薄毛抗体入りシャンプー・トリートメントで外側からのケア
当院では、Adsorbの薄毛抗体入りのシャンプー・トリートメントの併用をおすすめすることがあります。当製品は原因物質への直接アプローチと頭皮環境の整備を同時に行うユニークな製品です。薬剤ではなく抗体でホルモンや菌に働きかけるため、副作用リスクが低い点も特徴といえます。特徴としては、ダチョウの免疫力の高さを利用し、DHTや5αリダクターゼをターゲットとする抗体を卵黄から抽出し、これにより局所で原因物質を中和することや、単に殺菌するのではなく、フケやかゆみを引き起こす菌のみを狙って抑制し、必要な常在菌は温存する「整菌」発想が取り入れられています。頭皮環境を総合的に整えることで、毛根がダメージを受けにくい健康な状態をサポートするため、体の内側からのケアとの相性がとてもいいと考えています。

まとめ
脱毛症に対する機能性医学の視点からのアプローチをご紹介しました。ポイントは、髪だけを見るのではなく体全体のバランスを整えることです。腸内環境、栄養状態、ホルモンバランス、ストレス管理、毒素の解毒、感染の治療――これらを一つひとつ丁寧に見直していくことで、髪が育つ土壌が整っていきます。もちろん改善には時間がかかりますし、すべてのケースで劇的に髪が戻るとは限りません。しかし、原因を理解しコントロールすることで「これ以上悪化しないようにできた」「少しずつ産毛が生えてきた」といった前向きな変化が感じられるようになるでしょう。
髪は「健康状態のバロメーター」です。抜け毛に悩むことは辛い体験ですが、それは同時にご自身の体を見つめ直すチャンスでもあります。原因にアプローチするケアは髪だけでなく全身の健康増進にもつながります。今日からできること(例えばバランスの良い食事や十分な睡眠、適度な運動など)を始めてみてください。そして必要な場合は専門の医師の力も借りながら、あきらめずに根本原因に立ち向かっていきましょう。時間はかかっても、きっと髪と健康の両方に嬉しい変化が訪れるはずです。あなたが再び髪に自信を取り戻し、笑顔になれる日を願っています。
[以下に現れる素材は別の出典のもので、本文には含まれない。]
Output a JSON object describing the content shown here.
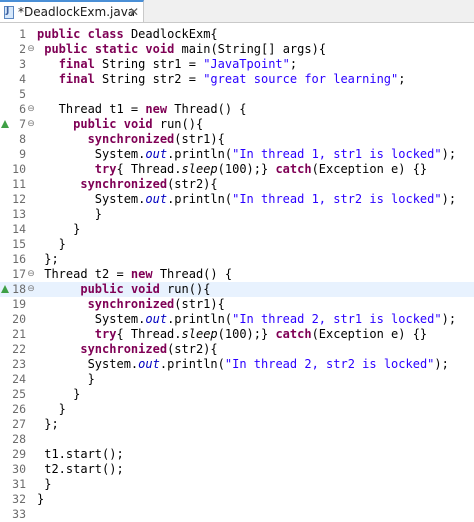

当院では抜け毛に対して栄養療法外来にて上記のようなアプローチを行っております。栄養療法は即効薬とは異なり継続が肝要ですが、その分リバウンドしにくく根本的な改善を目指しています。栄養療法外来についてはこちらをご参照ください。
最後に(免責)
本記事の内容は、医学的治療に置き換わるものではありません。個人的にお試しになり健康被害が生じても、当院では一切責任を負えませんのでご了承下さい。
病態の改善に必要な食事・サプリメントはひとりひとり異なります。
基本的に、主治医と相談しながら治療を進めていただければと思います。